Dolphins armed with guns and knives allegedly escape into wild
When dolphins attack? Photo: Getty

No, it’s not a promo for the latest sci-fi movie. There are claims circulating that three dolphins have escaped from a Ukrainian military training facility armed with head-mounted guns and knives and trained to attack humans.

Could this seemingly outrageous claim actually be true? Unfortunately, the U.S. media has nothing on a number of international publications that publish completely fabricated tales, often to score political points. And for their part, the Ukrainian government has denied the claim, calling it a “fabrication” and a “gross provocation.”

The Russian publication RIA Novosti claims that the Ukrainian dolphin program is two-fold: Training the dolphins to detect and mark mines but also equipping them with weapons to attack enemy human swimmers who may pose a threat to Ukrainian navel vessels.

Interestingly, Wired points out that some Russian soldiers are actually trained to combat dolphins in case they are attacked by them while on a mission.

And as sensational as it may sound, it’s not like this story simply appeared out of thin air.

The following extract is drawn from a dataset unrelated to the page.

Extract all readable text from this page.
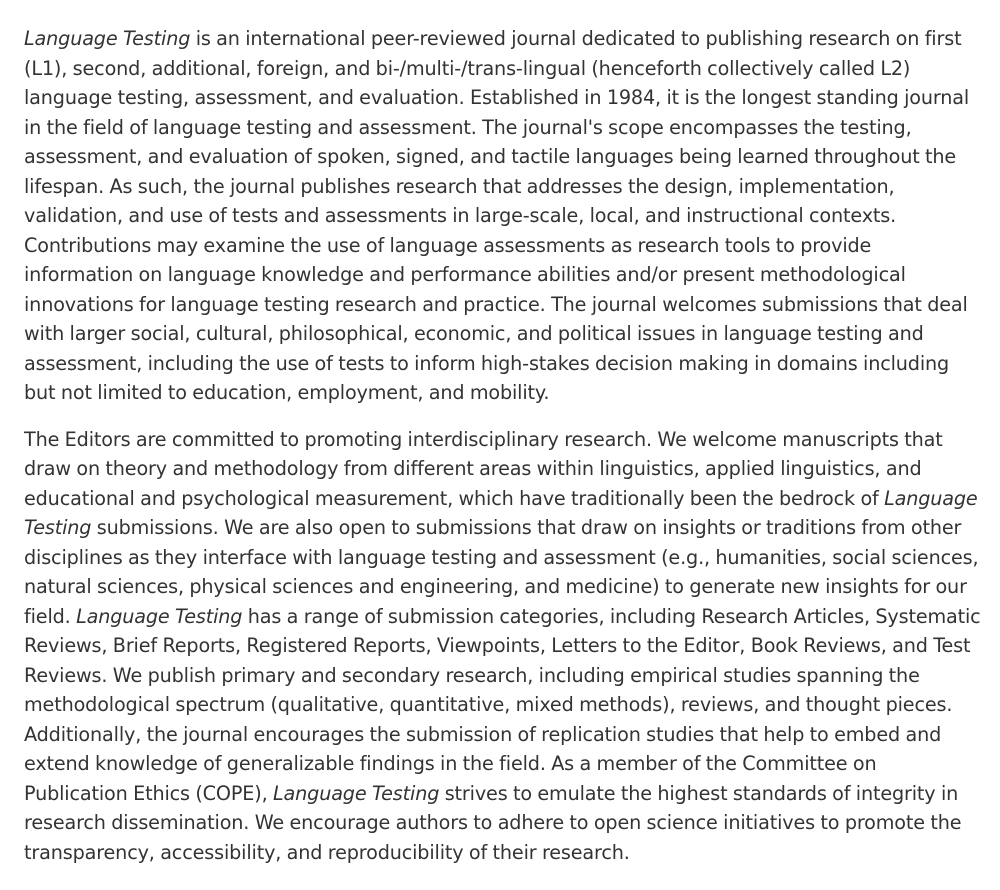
Language Testing is an international peer-reviewed journal dedicated to publishing research on first (L1), second, additional, foreign, and bi-/multi-/trans-lingual (henceforth collectively called L2) language testing, assessment, and evaluation. Established in 1984, it is the longest standing journal in the field of language testing and assessment. The journal's scope encompasses the testing, assessment, and evaluation of spoken, signed, and tactile languages being learned throughout the lifespan. As such, the journal publishes research that addresses the design, implementation, validation, and use of tests and assessments in large-scale, local, and instructional contexts. Contributions may examine the use of language assessments as research tools to provide information on language knowledge and performance abilities and/or present methodological innovations for language testing research and practice. The journal welcomes submissions that deal with larger social, cultural, philosophical, economic, and political issues in language testing and assessment, including the use of tests to inform high-stakes decision making in domains including but not limited to education, employment, and mobility.

The Editors are committed to promoting interdisciplinary research. We welcome manuscripts that draw on theory and methodology from different areas within linguistics, applied linguistics, and educational and psychological measurement, which have traditionally been the bedrock of Language Testing submissions. We are also open to submissions that draw on insights or traditions from other disciplines as they interface with language testing and assessment (e.g., humanities, social sciences, natural sciences, physical sciences and engineering, and medicine) to generate new insights for our field. Language Testing has a range of submission categories, including Research Articles, Systematic Reviews, Brief Reports, Registered Reports, Viewpoints, Letters to the Editor, Book Reviews, and Test Reviews. We publish primary and secondary research, including empirical studies spanning the methodological spectrum (qualitative, quantitative, mixed methods), reviews, and thought pieces. Additionally, the journal encourages the submission of replication studies that help to embed and extend knowledge of generalizable findings in the field. As a member of the Committee on Publication Ethics (COPE), Language Testing strives to emulate the highest standards of integrity in research dissemination. We encourage authors to adhere to open science initiatives to promote the transparency, accessibility, and reproducibility of their research.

As several news outlets have reported, the former Soviet Union engaged in similar training practices with dolphins and the sea-faring mammals have been used by countries around the world in various naval exercises, including in the U.S. Navy.

On its website, the Navy explains: “The U.S. Navy has found that the biological sonar of dolphins, called echolocation, makes them uniquely effective at locating sea mines so they can be avoided or removed. Other marine mammals like the California sea lion also have demonstrated the ability to mark and retrieve objects for the Navy in the ocean. In fact, marine mammals are so important to the Navy that there is an entire program dedicated to studying, training, and deploying them.”

Of course, as Wired points out, the U.S. Navy has a perfectly good explanation for why they don’t weaponize dolphins: self-preservation.

In a FAQ on their marine mammal-training program, the Navy writes: “Since dolphins cannot discern the difference between enemy and friendly vessels, or enemy and friendly divers and swimmers, it would not be wise to give that kind of decision authority to an animal.”

Indeed. No one wants to get caught in the crosshairs of a “Flipper.”